Having experienced the war in Bosnia personally, as a reporter there from 1993 to 1996, I would certainly resort to military force and risk American lives only in the most exceptional of circumstances. In the war in Bosnia more journalists lost their lives than U.S. soldiers. I think that it is essential for those prescribing policies to have experienced some of the implications of those policies. I make every effort to convey the horror of war to those who have not experienced it -- whether in the classroom at Harvard or in the boardrooms of Washington.

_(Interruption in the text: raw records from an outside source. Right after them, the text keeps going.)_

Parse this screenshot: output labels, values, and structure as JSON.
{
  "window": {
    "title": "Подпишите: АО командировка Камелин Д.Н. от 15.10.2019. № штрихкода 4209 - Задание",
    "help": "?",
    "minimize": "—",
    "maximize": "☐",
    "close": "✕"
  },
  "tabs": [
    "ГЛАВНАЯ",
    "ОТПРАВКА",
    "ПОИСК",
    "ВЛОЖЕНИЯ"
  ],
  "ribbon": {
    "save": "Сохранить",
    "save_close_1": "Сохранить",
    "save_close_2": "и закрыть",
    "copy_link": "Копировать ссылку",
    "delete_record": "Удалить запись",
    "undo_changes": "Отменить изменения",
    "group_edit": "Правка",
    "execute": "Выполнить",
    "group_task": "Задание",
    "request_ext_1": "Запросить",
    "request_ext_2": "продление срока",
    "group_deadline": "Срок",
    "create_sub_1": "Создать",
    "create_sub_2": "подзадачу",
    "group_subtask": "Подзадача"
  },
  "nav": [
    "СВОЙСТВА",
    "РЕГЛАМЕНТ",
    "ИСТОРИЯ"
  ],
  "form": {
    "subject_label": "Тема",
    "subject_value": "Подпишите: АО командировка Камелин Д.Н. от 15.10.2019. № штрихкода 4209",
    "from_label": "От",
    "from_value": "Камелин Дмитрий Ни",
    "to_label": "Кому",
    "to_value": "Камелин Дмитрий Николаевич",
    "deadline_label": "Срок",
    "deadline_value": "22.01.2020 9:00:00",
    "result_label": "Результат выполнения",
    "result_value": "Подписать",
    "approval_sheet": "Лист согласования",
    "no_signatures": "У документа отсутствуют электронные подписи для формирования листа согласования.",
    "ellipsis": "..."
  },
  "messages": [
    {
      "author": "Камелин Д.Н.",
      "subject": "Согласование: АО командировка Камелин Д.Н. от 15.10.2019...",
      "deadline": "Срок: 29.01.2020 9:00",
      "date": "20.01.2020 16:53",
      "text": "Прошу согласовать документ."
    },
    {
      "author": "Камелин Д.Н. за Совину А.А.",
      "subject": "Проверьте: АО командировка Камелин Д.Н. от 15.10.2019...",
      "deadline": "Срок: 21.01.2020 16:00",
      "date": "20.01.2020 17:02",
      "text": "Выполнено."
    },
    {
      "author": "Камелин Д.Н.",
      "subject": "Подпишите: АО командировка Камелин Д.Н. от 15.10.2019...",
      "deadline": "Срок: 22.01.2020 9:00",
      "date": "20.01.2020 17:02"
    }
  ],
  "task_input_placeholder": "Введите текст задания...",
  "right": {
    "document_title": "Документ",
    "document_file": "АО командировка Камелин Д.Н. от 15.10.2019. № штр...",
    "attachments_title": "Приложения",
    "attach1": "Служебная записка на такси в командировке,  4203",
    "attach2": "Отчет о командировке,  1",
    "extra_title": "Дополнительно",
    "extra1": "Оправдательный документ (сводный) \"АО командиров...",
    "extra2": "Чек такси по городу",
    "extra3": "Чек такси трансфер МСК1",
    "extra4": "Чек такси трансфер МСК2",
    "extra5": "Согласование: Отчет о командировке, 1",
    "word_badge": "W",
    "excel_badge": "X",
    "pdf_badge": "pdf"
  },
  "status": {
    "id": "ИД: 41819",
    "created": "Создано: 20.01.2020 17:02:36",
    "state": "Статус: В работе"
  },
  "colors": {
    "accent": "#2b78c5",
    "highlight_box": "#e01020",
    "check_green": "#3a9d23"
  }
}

College Park, Md.: RE: Intervention

Is it necessary to draw the conclusion that intervention against potential genocide requires the destruction of a regime and infrastructure? The intervention to prevent genocide in Kosovo, for example, occurred mostly in Serbia and targeted civilian infrastructure such as bridges and power plants. Can't intervention take different forms such as providing safe haven for refugees, etc?

Samantha Power: Yes, I think it's very important when discussing intervention to remember the variety of forms that it can take. The experience with the creation of safe havens has not been a very positive one -- witness the systematic massacre of 8,000 muslim men and boys in Srebrenica in 1995. But if policymakers, whether in the U.S. or Europe, in fact commit themselves to prioritizing human rights and human life more than they do today, I think you would see the creation of safe areas that are actually given the means to in fact be "safe." Unfortunately in the past a variety of forms of humanitarian intervention have in fact been half-measures, tailored more to domestic public opinion, and getting a foreign crisis out of the news, than to actually saving lives.

New Haven, Conn.: Of the presidents you detail in your book, which one would you most like to interview regarding his actions regarding genocide -- knowing that he had to tell the truth?

Samantha Power: FDR. I would like to ask FDR if he thinks he could have brought domestic and congressional opinion around to favoring war against Hitler if Hitler had not himself declared war on the United States.